TIVICO: CRÔNICA DE UMA AMIZADE INTERROMPIDA
Etelvino Zulbarão Costa (de início aceitava bem o "Zulbarão". Mas, com o tempo, passou a fazer-lhe restrições. "Muito imponente", dizia. De forma que passei a tratá-lo somente pelo apelido ganho em família: Tivico).
Conhecemo-nos no primeiro dia de aulas de 1968. A partir de então, tornamo-nos grandes amigos. Tínhamos a mesma idade, catorze anos, mas eu era muito confinado à minha família, enquanto ele era um menino mais livre, devido ao relacionamento mais franco que havia em seu ambiente familiar.
Tal era seu desembaraço e a facilidade com se comunicava, que meus pais resolveram afrouxar-me um pouco as rédeas, mas à condição de que não me apartasse do Tivico.
Íamos a todas as festinhas que havia pelos arredores, onde o recebiam (e a essa altura, a mim também) com muita euforia. A turminha o curtia paca! Foi daí, inclusive, que pintou a oportunidade para o meu primeiro namorico. E com uma mina mais velha que eu dois anos! Mas isso não vem ao caso, agora.
Foi o Tivico, também, quem me ensinou a encarar com mais seriedade os livros. "Tá na hora de largar os gibis, cara! Tenho um passatempo muito importante para você, lá em casa. Uns bons livros! Quero que leia... Unzinho que seja. Vou ensiná-lo a identificar os melhores livros, você vai ver". Gostei. E tanto gostei, que consegui impressioná-lo: em pouco mais de um ano, li um terço de sua biblioteca, composta de uns quatrocentos volumes.
Mas Tivico, além de grande leitor, também escrevia umas coisinhas, como dizia. E eu, seu amigo predileto, desfrutava o privilégio de apreciar, fresquinha, a sua literatice - termo que ele mesmo usava em relação ao que escrevia.

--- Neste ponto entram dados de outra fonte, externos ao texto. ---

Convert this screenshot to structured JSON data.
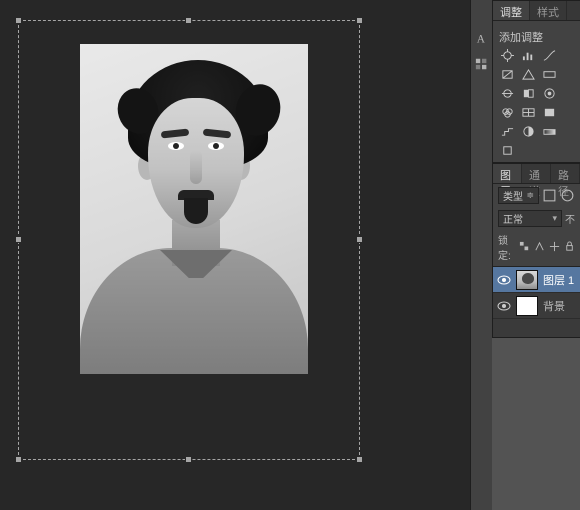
{
  "dock": {
    "icons": [
      "character-icon",
      "swatches-icon"
    ]
  },
  "adjustments": {
    "tab_label": "调整",
    "other_tab_label": "样式",
    "title": "添加调整",
    "icons": [
      "brightness-contrast-icon",
      "levels-icon",
      "curves-icon",
      "exposure-icon",
      "vibrance-icon",
      "hue-sat-icon",
      "color-balance-icon",
      "bw-icon",
      "photo-filter-icon",
      "channel-mixer-icon",
      "color-lookup-icon",
      "invert-icon",
      "posterize-icon",
      "threshold-icon",
      "gradient-map-icon",
      "selective-color-icon"
    ]
  },
  "layers": {
    "tabs": {
      "layers": "图层",
      "channels": "通道",
      "paths": "路径"
    },
    "kind_label": "类型",
    "blend_mode": "正常",
    "opacity_label": "不",
    "lock_label": "锁定:",
    "items": [
      {
        "name": "图层 1",
        "selected": true,
        "thumb": "portrait"
      },
      {
        "name": "背景",
        "selected": false,
        "thumb": "bg"
      }
    ]
  }
}
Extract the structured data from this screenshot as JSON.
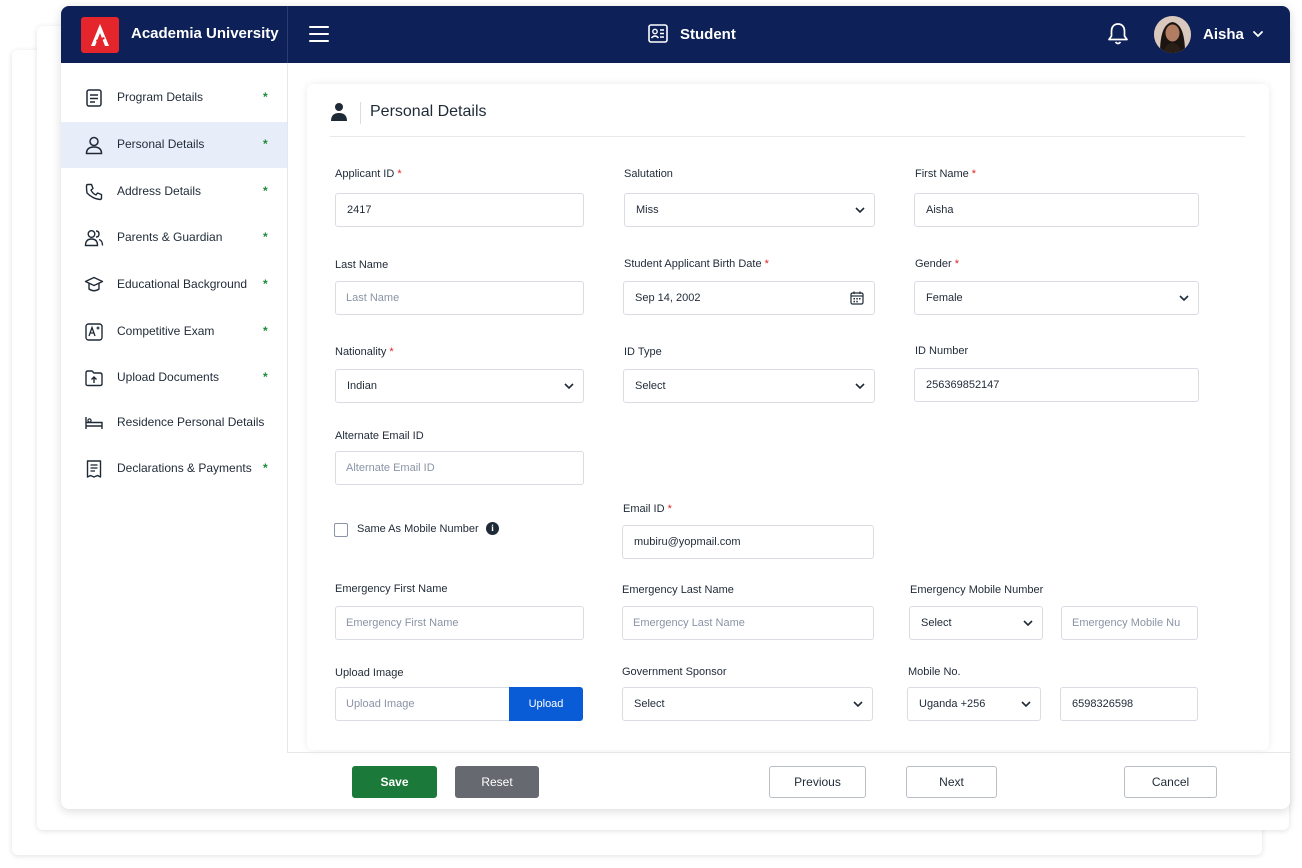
{
  "app": {
    "title": "Academia University",
    "module": "Student",
    "user_name": "Aisha"
  },
  "sidebar": {
    "items": [
      {
        "label": "Program Details",
        "dot": "*"
      },
      {
        "label": "Personal Details",
        "dot": "*"
      },
      {
        "label": "Address Details",
        "dot": "*"
      },
      {
        "label": "Parents & Guardian",
        "dot": "*"
      },
      {
        "label": "Educational Background",
        "dot": "*"
      },
      {
        "label": "Competitive Exam",
        "dot": "*"
      },
      {
        "label": "Upload Documents",
        "dot": "*"
      },
      {
        "label": "Residence Personal Details",
        "dot": ""
      },
      {
        "label": "Declarations & Payments",
        "dot": "*"
      }
    ]
  },
  "section": {
    "title": "Personal Details"
  },
  "form": {
    "applicant_id": {
      "label": "Applicant ID",
      "required": "*",
      "value": "2417"
    },
    "salutation": {
      "label": "Salutation",
      "value": "Miss"
    },
    "first_name": {
      "label": "First Name",
      "required": "*",
      "value": "Aisha"
    },
    "last_name": {
      "label": "Last Name",
      "placeholder": "Last Name"
    },
    "birth_date": {
      "label": "Student Applicant Birth Date",
      "required": "*",
      "value": "Sep 14, 2002"
    },
    "gender": {
      "label": "Gender",
      "required": "*",
      "value": "Female"
    },
    "nationality": {
      "label": "Nationality",
      "required": "*",
      "value": "Indian"
    },
    "id_type": {
      "label": "ID Type",
      "value": "Select"
    },
    "id_number": {
      "label": "ID Number",
      "value": "256369852147"
    },
    "alt_email": {
      "label": "Alternate Email ID",
      "placeholder": "Alternate Email ID"
    },
    "same_as_mobile": {
      "label": "Same As Mobile Number"
    },
    "email": {
      "label": "Email ID",
      "required": "*",
      "value": "mubiru@yopmail.com"
    },
    "emergency_first": {
      "label": "Emergency First Name",
      "placeholder": "Emergency First Name"
    },
    "emergency_last": {
      "label": "Emergency Last Name",
      "placeholder": "Emergency Last Name"
    },
    "emergency_mobile": {
      "label": "Emergency Mobile Number",
      "code_value": "Select",
      "placeholder": "Emergency Mobile Nu"
    },
    "upload_image": {
      "label": "Upload Image",
      "placeholder": "Upload Image",
      "button": "Upload"
    },
    "gov_sponsor": {
      "label": "Government Sponsor",
      "value": "Select"
    },
    "mobile": {
      "label": "Mobile No.",
      "code_value": "Uganda +256",
      "value": "6598326598"
    }
  },
  "footer": {
    "save": "Save",
    "reset": "Reset",
    "previous": "Previous",
    "next": "Next",
    "cancel": "Cancel"
  },
  "colors": {
    "topbar": "#0d2057",
    "logo": "#e4262c",
    "save": "#1b7a3a",
    "upload": "#0a5cd6",
    "active_nav": "#e8eef9",
    "required": "#e02424"
  }
}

Na Primavera de 1971, inesperadamente, Tivico foi levado de nossa cidadezinha do interior para Porto Alegre, de onde voltou após dois meses, muito abatido, embora esforçando-se para disfarçar.
Uns dias depois, chamou-me para um particular:
- José, você tem sido um amigo leal. Acho que posso contar com você...
- Claro, claro...
- Bem, estou batendo bielas (seu pai tinha uma oficina mecânica). Estou com leucemia. Estágio muito avançado.
Falou com tanta naturalidade, tanta frieza que pensei que estava brincando.
- Pois bem - prosseguiu -, sei que posso contar com sua discrição. Não quero que isso se espalhe entre nossos amigos. Seria muito penoso. Melhor esperar o momento mais oportuno, não acha?
- Tudo bem... Você que sabe - consegui balbuciar.
- Coragem, cara! Você sabe que o tenho em alta consideração. E é isso que importa agora.
- Não entendo como você pode falar de seu problema como se nem fosse com você!
- Além da literatura e da filosofia, contei com o auxílio de uma ótima psicóloga, em Porto Alegre. E meu diálogo com a morte não é de agora.
Ficamos a nos fitar, por longos minutos, sem nada dizer. Depois levou-me à biblioteca, onde entregou-me um pacote de cadernos.
- Quero que os guarde com cuidado. Está aí toda a minha literatice. Inclusive alguns contos premiados. Um dia, quem sabe, escritor, você me honre com alguma citação.
- Mas, Tivico - retruquei -, sua família...
- Nada disso - cortou -. Estou deixando a biblioteca para Aninha, minha única irmã. Isso aí só você, até hoje, soube valorizar. Ninguém melhor, portanto, para guardar a pouca lembrança que posso deixar.
Notei que uma lágrima acanhada deslizava em seu rosto. Aproximei-me silencioso, pousei uma mão em seu ombro e, com a palma da outra, limpei-lhe da face aquela gota de emoção.
No início do Verão (andava ainda um cheiro de flores no ar), eu vislumbrava, através de uma atmosfera acinzentada, muitos reflexos de para-brisas sob o solzinho fraco do fim da tarde. Depois, o sino repicou na capelinha do campo santo e eu fiquei parado, com uma grande sensação de vazio, que durou algumas semanas, e que se repete toda vez que parte um ente querido.